Octave Mirbeau’s The Diary of a Chambermaid, a 1900 novel about the depravities in all social strata written from the point of view of a servant named Célestine, has famously been adapted twice before, by two of cinema’s immortals. Benoît Jacquot’s uneven take on the material won’t challenge the stature of the versions overseen by Jean Renoir in 1946 and Luis Buñuel in 1964. But star Léa Seydoux — in her second collaboration with Jacquot after Farewell, My Queen (2012), in which she plays an adoring reader to Marie Antoinette — further demonstrates, with each sly, gap-toothed grin, a keen understanding of power and impotence.

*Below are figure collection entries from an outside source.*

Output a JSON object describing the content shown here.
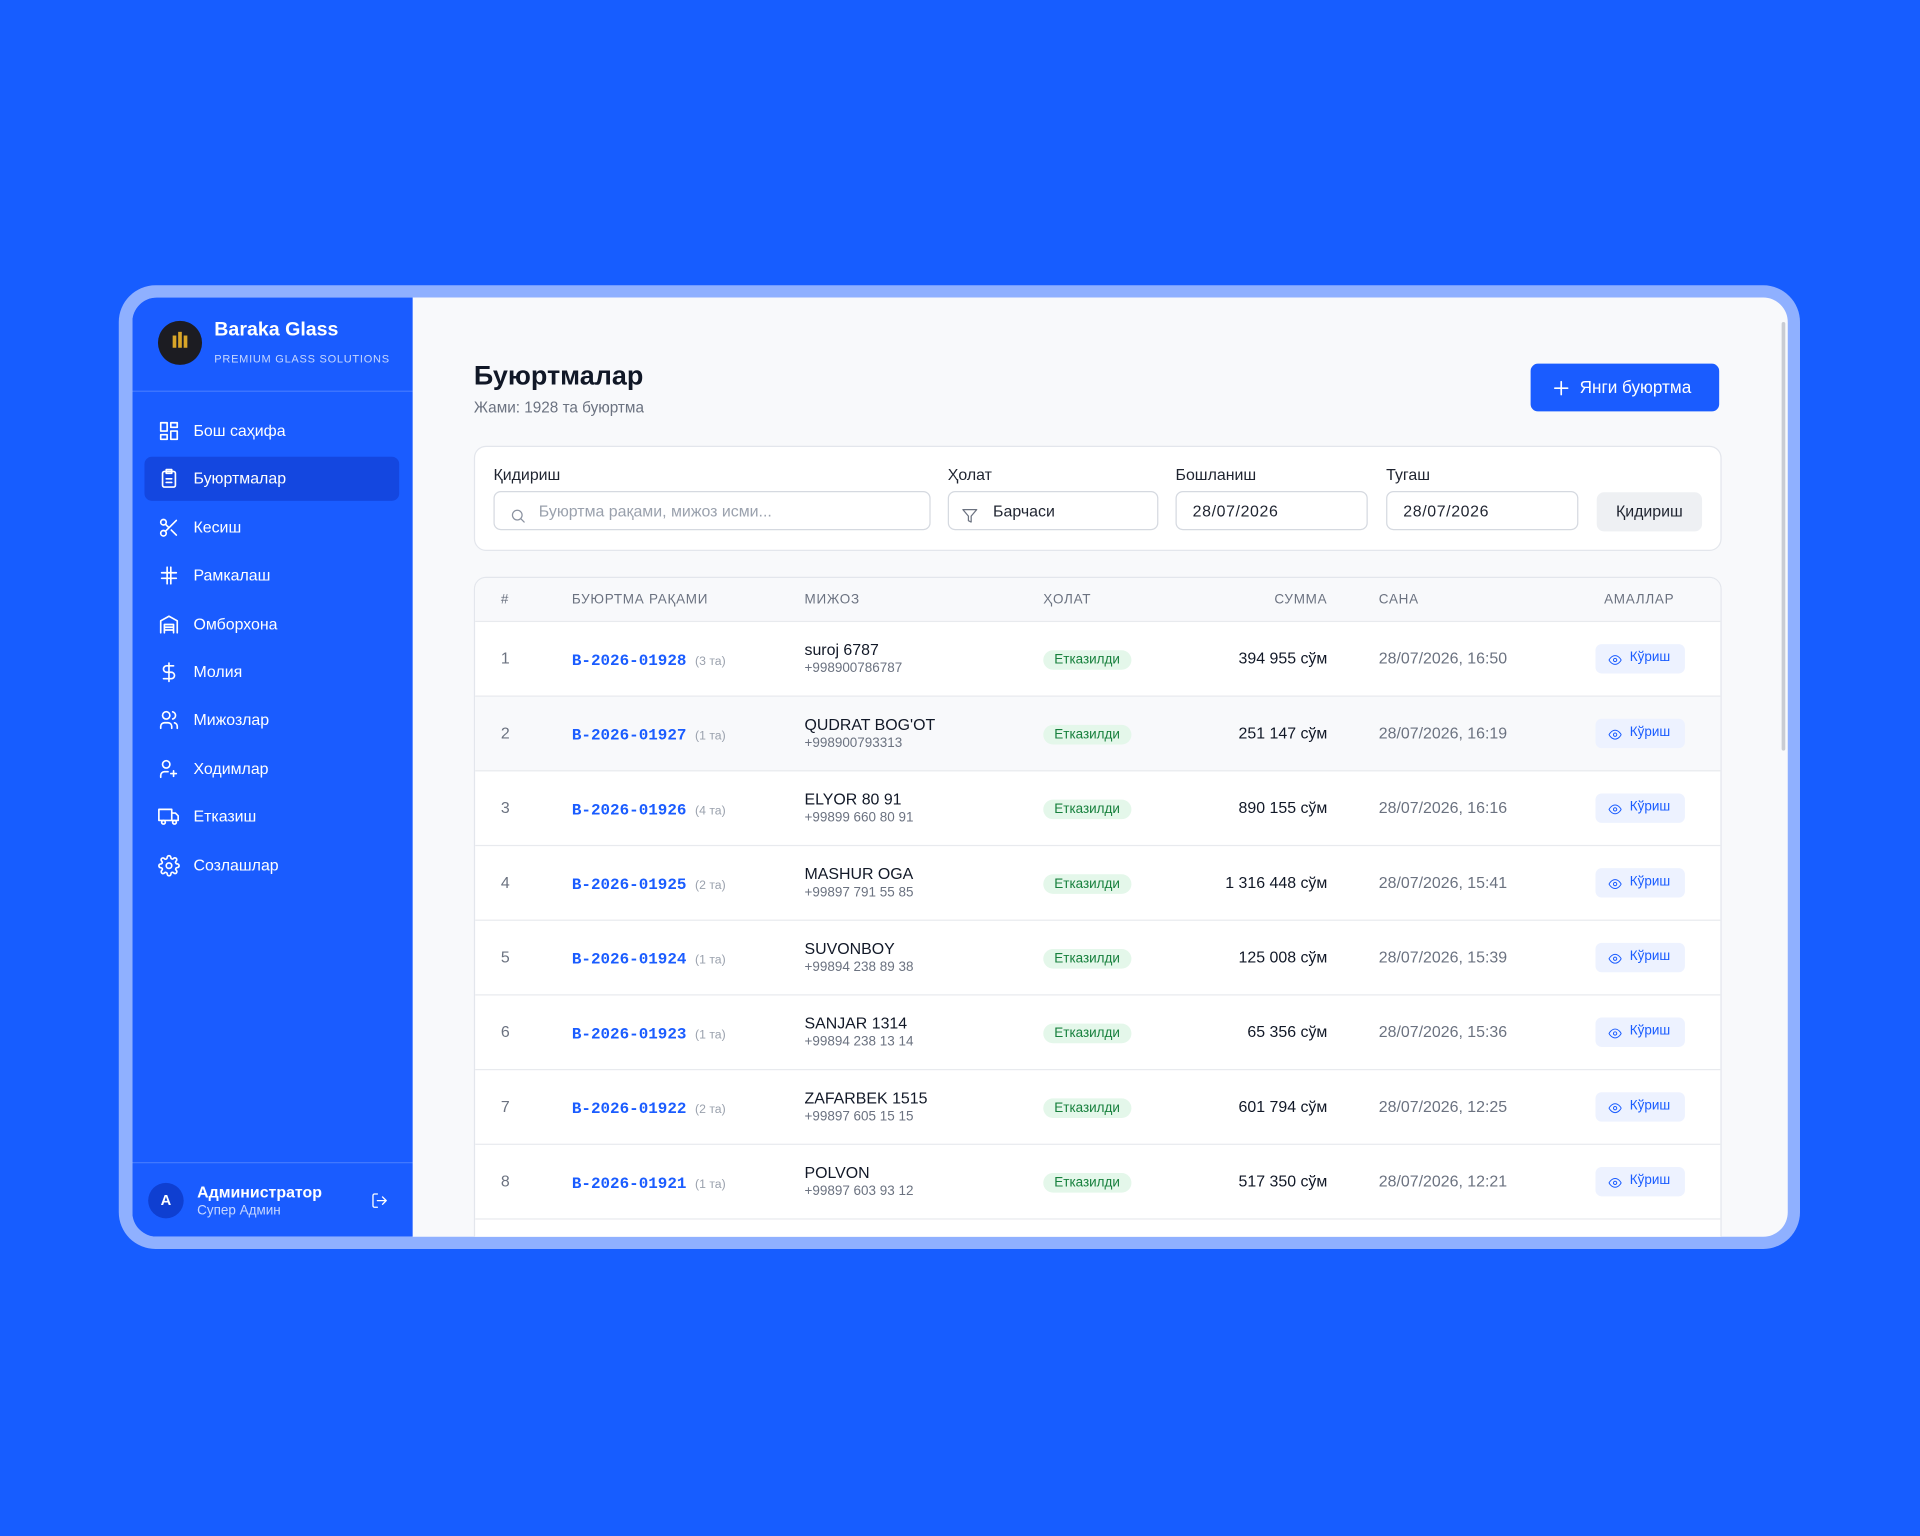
{
  "sidebar": {
    "brand": "Baraka Glass",
    "tagline": "PREMIUM GLASS SOLUTIONS",
    "nav": [
      "Бош саҳифа",
      "Буюртмалар",
      "Кесиш",
      "Рамкалаш",
      "Омборхона",
      "Молия",
      "Мижозлар",
      "Ходимлар",
      "Етказиш",
      "Созлашлар"
    ],
    "user": {
      "initial": "A",
      "name": "Администратор",
      "role": "Супер Админ"
    }
  },
  "header": {
    "title": "Буюртмалар",
    "subtitle": "Жами: 1928 та буюртма",
    "new_button": "Янги буюртма"
  },
  "filters": {
    "search_label": "Қидириш",
    "search_placeholder": "Буюртма рақами, мижоз исми...",
    "status_label": "Ҳолат",
    "status_value": "Барчаси",
    "start_label": "Бошланиш",
    "start_value": "28/07/2026",
    "end_label": "Тугаш",
    "end_value": "28/07/2026",
    "button": "Қидириш"
  },
  "table": {
    "columns": [
      "#",
      "БУЮРТМА РАҚАМИ",
      "МИЖОЗ",
      "ҲОЛАТ",
      "СУММА",
      "САНА",
      "АМАЛЛАР"
    ],
    "rows": [
      {
        "n": 1,
        "order": "B-2026-01928",
        "items": "(3 та)",
        "client": "suroj 6787",
        "phone": "+998900786787",
        "status": "Етказилди",
        "sum": "394 955 сўм",
        "date": "28/07/2026, 16:50",
        "action": "Кўриш"
      },
      {
        "n": 2,
        "order": "B-2026-01927",
        "items": "(1 та)",
        "client": "QUDRAT BOG'OT",
        "phone": "+998900793313",
        "status": "Етказилди",
        "sum": "251 147 сўм",
        "date": "28/07/2026, 16:19",
        "action": "Кўриш"
      },
      {
        "n": 3,
        "order": "B-2026-01926",
        "items": "(4 та)",
        "client": "ELYOR 80 91",
        "phone": "+99899 660 80 91",
        "status": "Етказилди",
        "sum": "890 155 сўм",
        "date": "28/07/2026, 16:16",
        "action": "Кўриш"
      },
      {
        "n": 4,
        "order": "B-2026-01925",
        "items": "(2 та)",
        "client": "MASHUR OGA",
        "phone": "+99897 791 55 85",
        "status": "Етказилди",
        "sum": "1 316 448 сўм",
        "date": "28/07/2026, 15:41",
        "action": "Кўриш"
      },
      {
        "n": 5,
        "order": "B-2026-01924",
        "items": "(1 та)",
        "client": "SUVONBOY",
        "phone": "+99894 238 89 38",
        "status": "Етказилди",
        "sum": "125 008 сўм",
        "date": "28/07/2026, 15:39",
        "action": "Кўриш"
      },
      {
        "n": 6,
        "order": "B-2026-01923",
        "items": "(1 та)",
        "client": "SANJAR 1314",
        "phone": "+99894 238 13 14",
        "status": "Етказилди",
        "sum": "65 356 сўм",
        "date": "28/07/2026, 15:36",
        "action": "Кўриш"
      },
      {
        "n": 7,
        "order": "B-2026-01922",
        "items": "(2 та)",
        "client": "ZAFARBEK 1515",
        "phone": "+99897 605 15 15",
        "status": "Етказилди",
        "sum": "601 794 сўм",
        "date": "28/07/2026, 12:25",
        "action": "Кўриш"
      },
      {
        "n": 8,
        "order": "B-2026-01921",
        "items": "(1 та)",
        "client": "POLVON",
        "phone": "+99897 603 93 12",
        "status": "Етказилди",
        "sum": "517 350 сўм",
        "date": "28/07/2026, 12:21",
        "action": "Кўриш"
      }
    ]
  }
}
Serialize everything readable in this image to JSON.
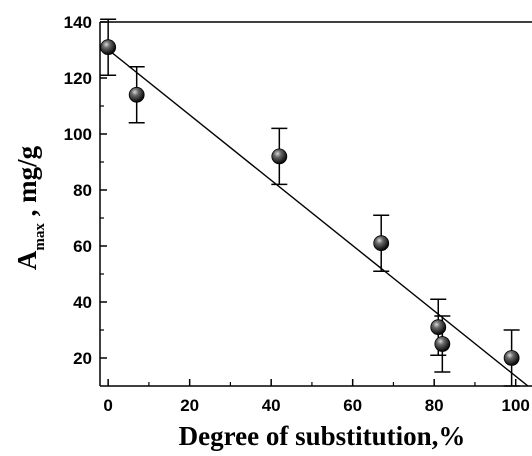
{
  "chart_data": {
    "type": "scatter",
    "xlabel": "Degree of substitution,%",
    "ylabel": {
      "main": "A",
      "subscript": "max",
      "rest": " , mg/g"
    },
    "xlim": [
      -2,
      104
    ],
    "ylim": [
      10,
      140
    ],
    "xticks": [
      0,
      20,
      40,
      60,
      80,
      100
    ],
    "yticks": [
      20,
      40,
      60,
      80,
      100,
      120,
      140
    ],
    "grid": false,
    "series": [
      {
        "points": [
          {
            "x": 0,
            "y": 131,
            "err": 10
          },
          {
            "x": 7,
            "y": 114,
            "err": 10
          },
          {
            "x": 42,
            "y": 92,
            "err": 10
          },
          {
            "x": 67,
            "y": 61,
            "err": 10
          },
          {
            "x": 81,
            "y": 31,
            "err": 10
          },
          {
            "x": 82,
            "y": 25,
            "err": 10
          },
          {
            "x": 99,
            "y": 20,
            "err": 10
          }
        ],
        "fit_line": {
          "x": [
            -1,
            103
          ],
          "y": [
            131.3,
            10
          ]
        }
      }
    ]
  }
}
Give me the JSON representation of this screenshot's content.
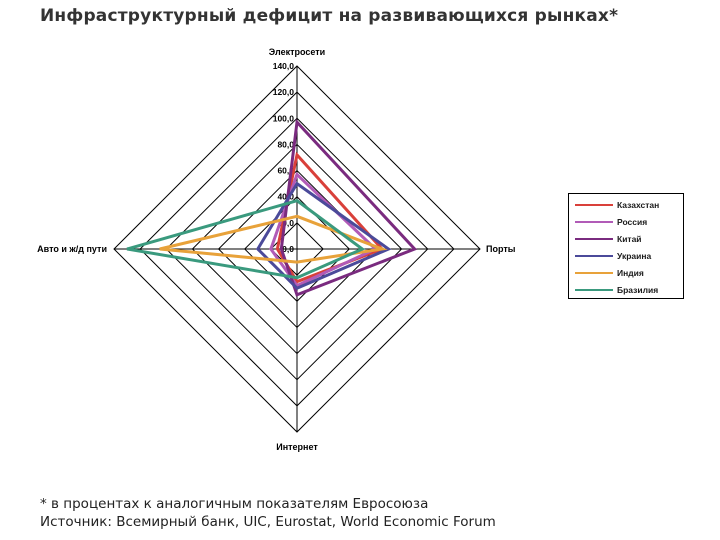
{
  "title": "Инфраструктурный дефицит на развивающихся рынках*",
  "footnote": "* в процентах к аналогичным показателям Евросоюза",
  "source": "Источник: Всемирный банк, UIC, Eurostat, World Economic Forum",
  "chart_data": {
    "type": "radar",
    "axes": [
      "Электросети",
      "Порты",
      "Интернет",
      "Авто и ж/д пути"
    ],
    "tick_labels": [
      "0,0",
      "20,0",
      "40,0",
      "60,0",
      "80,0",
      "100,0",
      "120,0",
      "140,0"
    ],
    "rlim": [
      0,
      140
    ],
    "grid": true,
    "legend_position": "right",
    "series": [
      {
        "name": "Казахстан",
        "color": "#d9403a",
        "values": [
          72,
          65,
          25,
          15
        ]
      },
      {
        "name": "Россия",
        "color": "#b15bb7",
        "values": [
          57,
          60,
          28,
          20
        ]
      },
      {
        "name": "Китай",
        "color": "#7a2b7f",
        "values": [
          97,
          90,
          35,
          12
        ]
      },
      {
        "name": "Украина",
        "color": "#4b4a9a",
        "values": [
          50,
          70,
          30,
          30
        ]
      },
      {
        "name": "Индия",
        "color": "#e8a23a",
        "values": [
          25,
          65,
          10,
          105
        ]
      },
      {
        "name": "Бразилия",
        "color": "#3a9a7e",
        "values": [
          37,
          50,
          22,
          130
        ]
      }
    ]
  }
}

As he did in Farewell, My Queen, about the chaos at Versailles on the eve of the 1789 revolution, Jacquot relentlessly tracks his protagonist in Diary of a Chambermaid, with the camera often positioned just a few inches behind or in front of Célestine. Resplendent in Belle Époque finery, the Parisian domestic is first seen mounting the stairs to the office of her employment agent, exchanging conspiratorial smiles and cheek kisses with her fellow menials as she ascends.

Célestine’s hauteur, nicely finessed by Seydoux, functions as her carapace, as evidence of her refusal to be ground down by her station. But her latest post, as the bonne to a couple in the provinces — the tyrannical Madame Lanlaire (Clotilde Mollet) and her lecherous husband (Hervé Pierre) — reveals the futility of her small acts of resistance.

Perversions and caprices aren’t limited to Célestine’s employers; the Lanlaires’ next-door neighbor, known as the Captain (Patrick d’Assumçao), has his own aberrations. Nor is the repellent behavior the trademark of the upper classes. Joseph (Vincent Lindon), the Lanlaires’ manservant, spends his off-hours reading and disseminating anti-Semitic filth (Mirbeau’s novel was published in the midst of the Dreyfus affair). Célestine’s growing fascination with Joseph, whom she sees as her only chance of escaping servitude, dominates the film’s final third — and typifies its erratic rhythms.

Much like the awkwardly inserted flashbacks to Célestine’s previous tenures with bosses both cruel and kind, the maid’s attraction to the sullen hate-monger, at least as Jacquot stages it, seems imposed from a narrative other than the one we’re watching. Célestine and Joseph never make logical confederates, a result of the sodden chemistry between Seydoux and Lindon. Their scheming to leave the Lanlaires for good merely hastens the movie’s too-abrupt ending, a resolution devoid of the stinging ironies in Buñuel’s film. But Jacquot’s Chambermaid still has its pleasingly churlish moments, thanks to Célestine’s sotto voce insults — “snooty bitch needs a good fuck” — directed at her monstrous employer, a woman pathologically attached to a Louis XVI oil cruet.